Reports from Kandahar suggest 20,000 tribal fighters are ready to attack Herat province in the west. The warlord there, Ismail Khan, is said to be ambushing the meager trade convoys in his area.
There is no denying that for now, at least, the U.S. has more or less suffocated Afghanistan's Taliban and al-Qaida problem efficiently and quickly, but there are plenty of problems stacking up in the country.
Not least the fact that there are heavy weapons everywhere, being maintained, they say, just in case they're needed.
European soldiers are patrolling cities, helping to keep Afghan guns off the street, and Prime Minister Hamid Karzai knows that any international aid depends on his ability to create a safe and honest society.
But Karzai's fragile country also faces external threats there are already reports that some commanders have allowed Iranians into the country.
Asked if Russian and Iranian special forces were in the country, General Gary Harrell replied, "I wouldn't lie to you.
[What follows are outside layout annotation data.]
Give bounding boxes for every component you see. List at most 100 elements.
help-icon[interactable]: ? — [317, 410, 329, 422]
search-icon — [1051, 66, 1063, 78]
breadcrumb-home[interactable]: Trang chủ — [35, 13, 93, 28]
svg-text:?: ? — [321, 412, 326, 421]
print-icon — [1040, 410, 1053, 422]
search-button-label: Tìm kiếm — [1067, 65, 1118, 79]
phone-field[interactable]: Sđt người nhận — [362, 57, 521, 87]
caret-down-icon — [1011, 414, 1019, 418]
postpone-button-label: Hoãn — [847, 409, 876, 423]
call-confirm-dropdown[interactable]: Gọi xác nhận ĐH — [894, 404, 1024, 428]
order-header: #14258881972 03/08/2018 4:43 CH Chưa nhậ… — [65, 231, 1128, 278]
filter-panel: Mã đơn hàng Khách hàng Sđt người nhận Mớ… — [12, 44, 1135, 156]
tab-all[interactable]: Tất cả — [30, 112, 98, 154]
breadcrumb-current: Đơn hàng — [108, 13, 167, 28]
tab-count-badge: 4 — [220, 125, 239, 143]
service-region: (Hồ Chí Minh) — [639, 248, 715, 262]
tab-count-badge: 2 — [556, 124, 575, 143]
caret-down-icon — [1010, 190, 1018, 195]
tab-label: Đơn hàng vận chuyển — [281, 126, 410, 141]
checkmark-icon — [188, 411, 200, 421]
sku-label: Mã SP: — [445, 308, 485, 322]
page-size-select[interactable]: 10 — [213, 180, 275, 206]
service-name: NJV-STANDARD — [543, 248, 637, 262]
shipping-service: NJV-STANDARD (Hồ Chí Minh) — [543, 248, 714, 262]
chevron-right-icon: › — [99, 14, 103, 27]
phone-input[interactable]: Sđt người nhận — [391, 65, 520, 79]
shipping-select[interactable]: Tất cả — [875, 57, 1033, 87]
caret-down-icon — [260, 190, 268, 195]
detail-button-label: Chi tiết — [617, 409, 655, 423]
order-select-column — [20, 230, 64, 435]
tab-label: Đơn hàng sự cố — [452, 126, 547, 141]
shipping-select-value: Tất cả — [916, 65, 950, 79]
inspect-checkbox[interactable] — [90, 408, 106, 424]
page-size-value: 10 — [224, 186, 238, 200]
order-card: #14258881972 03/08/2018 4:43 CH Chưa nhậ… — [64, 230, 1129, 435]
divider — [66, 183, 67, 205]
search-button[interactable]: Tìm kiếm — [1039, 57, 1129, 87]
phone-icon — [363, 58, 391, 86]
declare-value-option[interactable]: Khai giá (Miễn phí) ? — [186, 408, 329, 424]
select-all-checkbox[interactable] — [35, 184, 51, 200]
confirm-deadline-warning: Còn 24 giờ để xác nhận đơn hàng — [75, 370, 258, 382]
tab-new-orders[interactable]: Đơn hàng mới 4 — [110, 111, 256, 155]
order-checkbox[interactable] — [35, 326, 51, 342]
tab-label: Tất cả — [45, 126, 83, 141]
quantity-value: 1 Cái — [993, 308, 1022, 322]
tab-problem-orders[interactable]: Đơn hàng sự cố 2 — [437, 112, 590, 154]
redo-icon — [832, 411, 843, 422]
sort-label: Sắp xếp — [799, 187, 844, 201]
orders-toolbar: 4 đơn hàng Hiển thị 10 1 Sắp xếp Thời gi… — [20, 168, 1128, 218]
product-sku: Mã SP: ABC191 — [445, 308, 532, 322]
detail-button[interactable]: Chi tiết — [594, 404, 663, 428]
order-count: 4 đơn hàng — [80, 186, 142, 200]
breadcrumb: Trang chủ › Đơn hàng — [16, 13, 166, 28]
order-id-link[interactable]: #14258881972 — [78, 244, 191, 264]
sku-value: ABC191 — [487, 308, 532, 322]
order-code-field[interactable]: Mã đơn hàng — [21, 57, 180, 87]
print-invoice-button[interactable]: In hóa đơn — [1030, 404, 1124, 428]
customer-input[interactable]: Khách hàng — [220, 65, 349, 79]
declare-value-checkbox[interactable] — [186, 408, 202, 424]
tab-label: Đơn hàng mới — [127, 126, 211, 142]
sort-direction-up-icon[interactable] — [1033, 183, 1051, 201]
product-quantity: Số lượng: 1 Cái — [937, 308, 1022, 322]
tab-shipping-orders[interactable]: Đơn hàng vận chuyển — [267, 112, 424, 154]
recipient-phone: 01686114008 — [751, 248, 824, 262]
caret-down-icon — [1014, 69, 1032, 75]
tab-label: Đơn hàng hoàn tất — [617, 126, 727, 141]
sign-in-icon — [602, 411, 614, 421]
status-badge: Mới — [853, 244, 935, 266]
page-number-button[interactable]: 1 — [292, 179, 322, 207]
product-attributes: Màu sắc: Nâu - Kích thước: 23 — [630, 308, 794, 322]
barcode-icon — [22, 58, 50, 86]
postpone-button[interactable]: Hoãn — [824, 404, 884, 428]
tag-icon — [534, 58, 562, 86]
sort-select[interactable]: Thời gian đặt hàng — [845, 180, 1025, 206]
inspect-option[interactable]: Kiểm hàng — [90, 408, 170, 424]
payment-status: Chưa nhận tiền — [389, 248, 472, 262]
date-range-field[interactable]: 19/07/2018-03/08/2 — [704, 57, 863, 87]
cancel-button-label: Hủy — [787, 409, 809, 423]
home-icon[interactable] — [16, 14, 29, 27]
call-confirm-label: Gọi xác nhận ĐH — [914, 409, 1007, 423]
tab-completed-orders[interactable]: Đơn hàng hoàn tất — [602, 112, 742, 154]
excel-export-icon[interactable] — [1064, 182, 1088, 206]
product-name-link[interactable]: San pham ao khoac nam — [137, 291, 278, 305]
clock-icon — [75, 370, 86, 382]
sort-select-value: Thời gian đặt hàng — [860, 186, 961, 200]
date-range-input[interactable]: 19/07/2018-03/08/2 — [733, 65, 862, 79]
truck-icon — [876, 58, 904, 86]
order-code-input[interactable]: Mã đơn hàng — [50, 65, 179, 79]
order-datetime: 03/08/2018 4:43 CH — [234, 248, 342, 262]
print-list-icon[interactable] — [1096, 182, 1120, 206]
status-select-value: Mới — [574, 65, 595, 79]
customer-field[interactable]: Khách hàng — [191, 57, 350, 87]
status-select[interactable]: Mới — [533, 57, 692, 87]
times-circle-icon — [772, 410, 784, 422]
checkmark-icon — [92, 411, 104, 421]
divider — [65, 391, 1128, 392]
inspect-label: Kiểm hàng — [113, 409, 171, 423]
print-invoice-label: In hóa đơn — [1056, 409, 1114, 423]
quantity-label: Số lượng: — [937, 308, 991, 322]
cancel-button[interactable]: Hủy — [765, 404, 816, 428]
There are a couple of those guys in there."
President Bush has repeatedly warned Iranian officials not to harbor al-Qaida fighters and not to destabilize the new government.
"This is a country at the crossroads of everyone's interest. If it cannot be sustained as a nation state, the entirety of this very volatile region is up for grabs," said Sen. Joseph Biden, D-DE.
The Soviet invasion of Afghanistan in 1979 and now Russia's interests are about the same thing grabbing the region's rich raw materials.
Pakistan though, is far more complex. It helped create the Taliban. There are reports that al-Qaida fighters are still hiding in Pakistan's remote regions. And its role as a senior Muslim state, with a nuclear bomb, can never be forgotten.
All three countries continuto forge a toehold in Afghanistan and the international community, which has already pledged more than $4.5 billion to rebuild it, will be watching events closely.